Entre Nous : GUN : vrai faux fuyant !

Le président de la République a affirmé, le 16 juin 2020 au Centre international de conférences de Bamako, sa volonté de mettre en place un gouvernement d’union nationale. La mission ministérielle de la Cedeao sur la situation sociopolitique en République du Mali, dans son communiqué de presse en date du 19 juin, a insisté spécifiquement sur la nécessité de mettre en place un gouvernement consensuel d’union nationale tenant compte des recommandations du Dialogue national inclusif. La formule est vite trouvée. Il faut confier quelques strapontins à ceux qui réclament la démission du président IBK pour acheter leur silence. Le Gouvernement d’union nationale (GUN) est un vrai faux fuyant.

Les responsables du Mouvement du 5 juin-Rassemblement des Forces patriotiques (M5-RFP) offriraient un joli cadeau à IBK, dont le cercle de soutiens se rétrécit comme peau de chagrin, en acceptant une telle offre. Ils se feraient hara kiri en adhérant à ce qui sera perçu par leurs compatriotes comme un énième partage du gâteau national.

Le Mali n’est pas confronté à un problème de gouvernement, ni de Premier ministre. Le président IBK est à son 6ème Premier ministre en 7 ans de gestion des affaires publiques. Un record au Mali ! Tous ces chefs du gouvernement sont-ils incompétents ? Que non !

La défiance vis-à-vis des institutions de la République a atteint un niveau insoupçonnable. Force est des déplorer que nos institutions ont perdu tout crédit du fait des choix douteux d’hommes chargés de les animer et des crapuleries de certains d’entre eux. La défaillance de l’élite politique comptable de ces dérives a favorisé l’émergence des dignitaires religieux mieux écoutés.

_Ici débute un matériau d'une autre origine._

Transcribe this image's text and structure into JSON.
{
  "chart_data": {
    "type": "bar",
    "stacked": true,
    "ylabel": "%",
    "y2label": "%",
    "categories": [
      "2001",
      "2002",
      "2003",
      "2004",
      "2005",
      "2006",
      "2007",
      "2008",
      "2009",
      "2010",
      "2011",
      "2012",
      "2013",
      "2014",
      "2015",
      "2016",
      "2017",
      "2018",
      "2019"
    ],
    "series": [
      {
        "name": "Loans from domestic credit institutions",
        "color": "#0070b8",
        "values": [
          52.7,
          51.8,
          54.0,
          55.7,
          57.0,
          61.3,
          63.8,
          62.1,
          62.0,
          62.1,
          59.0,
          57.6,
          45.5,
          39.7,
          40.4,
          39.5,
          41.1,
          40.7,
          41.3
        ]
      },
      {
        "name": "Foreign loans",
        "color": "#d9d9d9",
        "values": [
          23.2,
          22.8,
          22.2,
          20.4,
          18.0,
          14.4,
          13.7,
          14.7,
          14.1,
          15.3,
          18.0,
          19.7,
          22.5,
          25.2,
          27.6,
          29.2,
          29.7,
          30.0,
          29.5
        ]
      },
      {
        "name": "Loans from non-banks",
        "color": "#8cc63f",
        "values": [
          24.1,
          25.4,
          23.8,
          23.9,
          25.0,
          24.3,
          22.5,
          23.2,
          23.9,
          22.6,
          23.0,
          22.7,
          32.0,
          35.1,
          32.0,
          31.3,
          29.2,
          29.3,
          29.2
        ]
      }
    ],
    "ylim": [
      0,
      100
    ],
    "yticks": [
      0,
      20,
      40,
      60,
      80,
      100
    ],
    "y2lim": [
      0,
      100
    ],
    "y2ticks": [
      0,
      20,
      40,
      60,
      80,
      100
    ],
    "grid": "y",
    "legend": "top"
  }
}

Au lieu d’inverser cette tendance, IBK a fait pire. Il a le plus déçu. De la présidentielle de 2018 aux récentes législatives, le taux de participation n’a cessé de faiblir. Ce qui pose un véritable problème de légitimité aux élus, à commencer par le président de la République, réélu en 2018 sur fond de contestation avec moins de 2 millions sur un corps électoral de plus 8 millions et une population de près de 20 millions d’habitants. L’autorité de l’Etat est mise à rude épreuve à travers le pays, le mécontentement général. Le malaise est réel et profond.  Ceux qui pensaient que l’application intégrale et immédiate de l’article 39 du statut des enseignants allait démobiliser doivent encore visionner les images de la manifestation  du 19 juin 2020. A la différence du 5 juin, la mobilisation s’est étendue à d’autres capitales régionales comme Sikasso, Kayes, Ségou, Mopti et à la diaspora malienne avec le même mot d’ordre : la démission du président IBK !

Un GUN pour intégrer quelques opposants dans le gouvernement ? Cela  ne saurait satisfaire la soif de changement de cette populace abandonnée à son triste sort depuis des décennies par une élite affairiste. Au contraire, ce serait la trahir encore une fois. Car si cela suffisait, l’entrée de l’aile dure de l’opposition politique dans le gouvernement, à travers la signature de l’Accord politique de gouvernance de mai 2019, aurait fait taire les contestations ça et là.

Il faut qu’on arrête de se faire des illusions. Le Mali ne peut pas faire l’économie d’une véritable refondation.